As Prospero proclaims in Shakespeare’s ‘The Tempest’: “We are such stuff as dreams are made on; and our little life is rounded with a sleep.” The ‘stuff’ Prospero refers to is not merely the object of a wish, but the materials of illusion. Think about it inside and outside your own personal utopia, whatever that may be. You may find there is a greater happiness to be found by understanding the materials of illusion rather than the relying on the wishes that your personal utopia promises. In the final analysis, we all have our own personal vision, but have a shared illusion. Maybe this is a better way to connect in meaningful ways for relationships, self and the quest for knowledge. Consider it…
Society was built upon the core family relationship of father, mother and children. Now the virtual environment treats the vary names of man and woman with distain. Soon children will be spit out of a 3d creature producing machine. Will Future Robots be able to give Birth to Their Own Children? and making a humanoid genetic copy may well become the ultimate social network app. Imagine that the terms of service will require surrender of your offspring's DNA so that the newly government regulated tech web has total omniscience over their subjects.

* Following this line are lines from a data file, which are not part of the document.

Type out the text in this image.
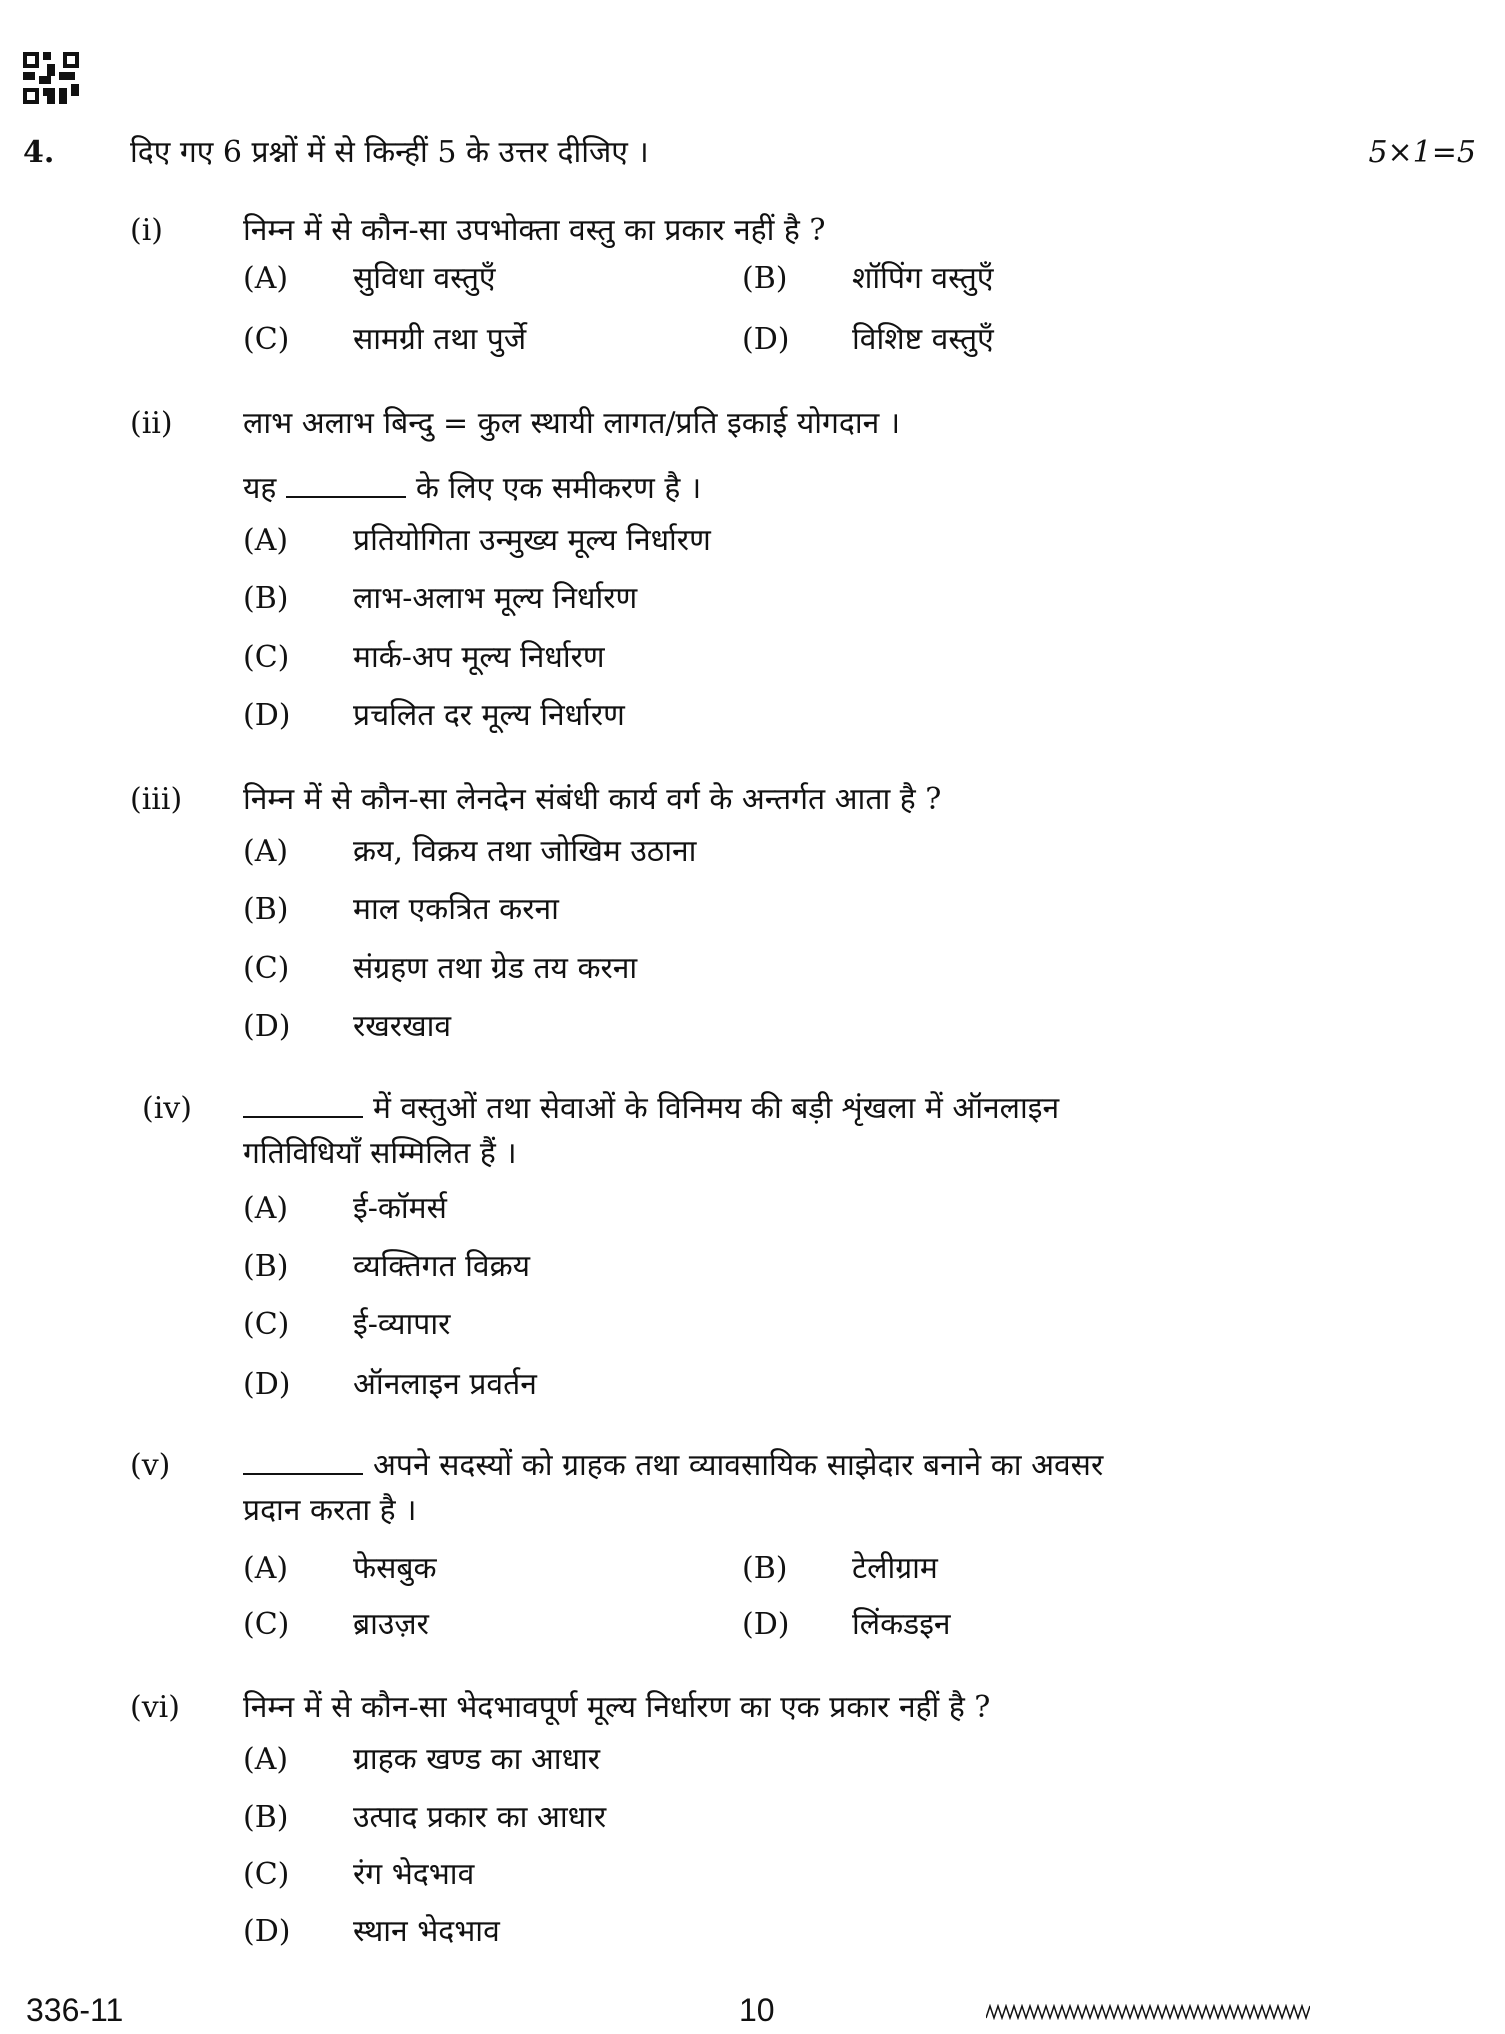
4.	दिए गए 6 प्रश्नों में से किन्हीं 5 के उत्तर दीजिए ।	5×1=5
(i)	निम्न में से कौन-सा उपभोक्ता वस्तु का प्रकार नहीं है ?
(A) सुविधा वस्तुएँ	(B) शॉपिंग वस्तुएँ
(C) सामग्री तथा पुर्जे	(D) विशिष्ट वस्तुएँ
(ii) लाभ अलाभ बिन्दु = कुल स्थायी लागत/प्रति इकाई योगदान ।
यह	के लिए एक समीकरण है ।
(A) प्रतियोगिता उन्मुख्य मूल्य निर्धारण
(B) लाभ-अलाभ मूल्य निर्धारण
(C) मार्क-अप मूल्य निर्धारण
(D) प्रचलित दर मूल्य निर्धारण
(iii) निम्न में से कौन-सा लेनदेन संबंधी कार्य वर्ग के अन्तर्गत आता है ?
(A) क्रय, विक्रय तथा जोखिम उठाना
(B) माल एकत्रित करना
(C) संग्रहण तथा ग्रेड तय करना
(D) रखरखाव
(iv)	में वस्तुओं तथा सेवाओं के विनिमय की बड़ी शृंखला में ऑनलाइन
गतिविधियाँ सम्मिलित हैं ।
(A) ई-कॉमर्स
(B) व्यक्तिगत विक्रय
(C) ई-व्यापार
(D) ऑनलाइन प्रवर्तन
(v)	अपने सदस्यों को ग्राहक तथा व्यावसायिक साझेदार बनाने का अवसर
प्रदान करता है ।
(A) फेसबुक	(B) टेलीग्राम
(C) ब्राउज़र	(D) लिंकडइन
(vi) निम्न में से कौन-सा भेदभावपूर्ण मूल्य निर्धारण का एक प्रकार नहीं है ?
(A) ग्राहक खण्ड का आधार
(B) उत्पाद प्रकार का आधार
(C) रंग भेदभाव
(D) स्थान भेदभाव
336-11	10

At that point personal relationships will become moot. The only kinship that would matter is the one that Big Brother dictates to their look-alike computer clones that place all their intimate thoughts and aspirations in the cloud for official scrutiny. This is the phylogenies of social networks.
We Should Bring Back These 8 Old Fashioned Dating Habits might not be the answer to put human authenticity back into relationships, but social networks need to counteract against virtual isolation. Ditch the tracking phone and attend social barbecues. You might be surprised that interaction with a real person might improve your personal relationships.